On the second day of the preseason, Sullivan stepped on a hidden sprinkler head and sprained his ankle. He was placed on the injured list where he remained until his eventual release. But he regrets none of it. “I…made the most of it,” said Sullivan. “I would’ve beat myself up for the rest of my life if I didn’t take that chance to see if I could make a professional team… Your career is what you make of it.”

Sullivan made it further than even he thought possible, and unlike many, he knew when to stop. “​​I’m proud of my career,” he said. “If you knew me five years ago, you would not have expected the career I had, even at Lasell.”

Always thinking ahead, Sullivan was ready for his next move as soon as he received word of the release.
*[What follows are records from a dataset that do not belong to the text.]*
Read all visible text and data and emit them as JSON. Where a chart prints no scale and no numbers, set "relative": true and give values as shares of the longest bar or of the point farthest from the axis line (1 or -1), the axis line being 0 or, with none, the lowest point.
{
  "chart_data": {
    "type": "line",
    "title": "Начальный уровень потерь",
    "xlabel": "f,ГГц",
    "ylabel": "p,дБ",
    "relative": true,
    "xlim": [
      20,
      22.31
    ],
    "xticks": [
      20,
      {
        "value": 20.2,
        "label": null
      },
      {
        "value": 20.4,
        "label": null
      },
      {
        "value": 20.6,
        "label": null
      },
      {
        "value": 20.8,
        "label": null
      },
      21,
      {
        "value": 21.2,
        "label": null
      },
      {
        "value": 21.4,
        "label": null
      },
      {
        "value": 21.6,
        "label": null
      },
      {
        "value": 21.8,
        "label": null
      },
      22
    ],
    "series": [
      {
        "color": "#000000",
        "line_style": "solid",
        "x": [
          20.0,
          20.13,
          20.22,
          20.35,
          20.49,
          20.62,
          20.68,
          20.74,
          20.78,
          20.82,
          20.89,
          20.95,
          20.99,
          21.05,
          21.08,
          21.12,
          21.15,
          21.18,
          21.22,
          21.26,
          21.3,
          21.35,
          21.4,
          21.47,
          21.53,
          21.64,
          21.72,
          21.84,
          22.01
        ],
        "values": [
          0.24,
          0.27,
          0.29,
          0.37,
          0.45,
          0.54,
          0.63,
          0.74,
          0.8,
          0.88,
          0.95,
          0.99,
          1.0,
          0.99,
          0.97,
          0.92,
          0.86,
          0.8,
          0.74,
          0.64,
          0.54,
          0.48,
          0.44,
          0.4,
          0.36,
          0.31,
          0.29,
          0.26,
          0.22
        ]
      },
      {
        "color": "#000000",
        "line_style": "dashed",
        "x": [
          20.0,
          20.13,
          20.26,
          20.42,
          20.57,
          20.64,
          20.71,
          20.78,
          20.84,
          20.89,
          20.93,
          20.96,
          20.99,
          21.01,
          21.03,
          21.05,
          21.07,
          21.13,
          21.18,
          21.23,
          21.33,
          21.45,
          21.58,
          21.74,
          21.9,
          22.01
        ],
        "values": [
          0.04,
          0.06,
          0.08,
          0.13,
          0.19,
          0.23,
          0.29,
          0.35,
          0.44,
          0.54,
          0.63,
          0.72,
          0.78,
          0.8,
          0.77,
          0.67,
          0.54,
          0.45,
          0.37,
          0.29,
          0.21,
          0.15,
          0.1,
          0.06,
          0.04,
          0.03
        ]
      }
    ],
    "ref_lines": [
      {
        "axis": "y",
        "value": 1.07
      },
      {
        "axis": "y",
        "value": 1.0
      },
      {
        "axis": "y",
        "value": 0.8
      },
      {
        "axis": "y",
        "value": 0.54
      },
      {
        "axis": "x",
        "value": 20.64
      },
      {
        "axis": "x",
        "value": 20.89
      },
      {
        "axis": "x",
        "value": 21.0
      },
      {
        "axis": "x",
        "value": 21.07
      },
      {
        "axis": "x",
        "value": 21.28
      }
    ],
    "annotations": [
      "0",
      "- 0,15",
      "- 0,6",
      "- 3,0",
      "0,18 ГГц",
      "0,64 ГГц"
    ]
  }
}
He had decided he was ready to pursue his professional career as a content creator. His old friend Gillooly had taken over as the athletic trainer for the Bourne Braves of the Cape League, so he gave her a call. She arranged for Sullivan to work as the Head Social Media Intern for the team during the summer of 2021, bringing Sullivan back to the fields he had frequented since his childhood.

He picked up a camera for the first time at Bourne’s first practice this past summer working nonstop posting to the team’s social media accounts. “I love the game, I love playing it and I love promoting it on social media,” said Sullivan. “That’s what I want to do. I want to work for a major league team.” 

He spent the summer applying to jobs and, although not a professional team yet, Sullivan landed an opportunity as Athletic Communications Assistant at Boston College. The job is technically a paid internship that will expire just before the summer, but Sullivan is hoping he can either be hired in a full-time role at the college or at least stay in the area, he says.

When asked what has led to his early professional success, Sullivan said, “being an outgoing person and not being afraid to make connections… It’s not a bad thing to just say hello to people.”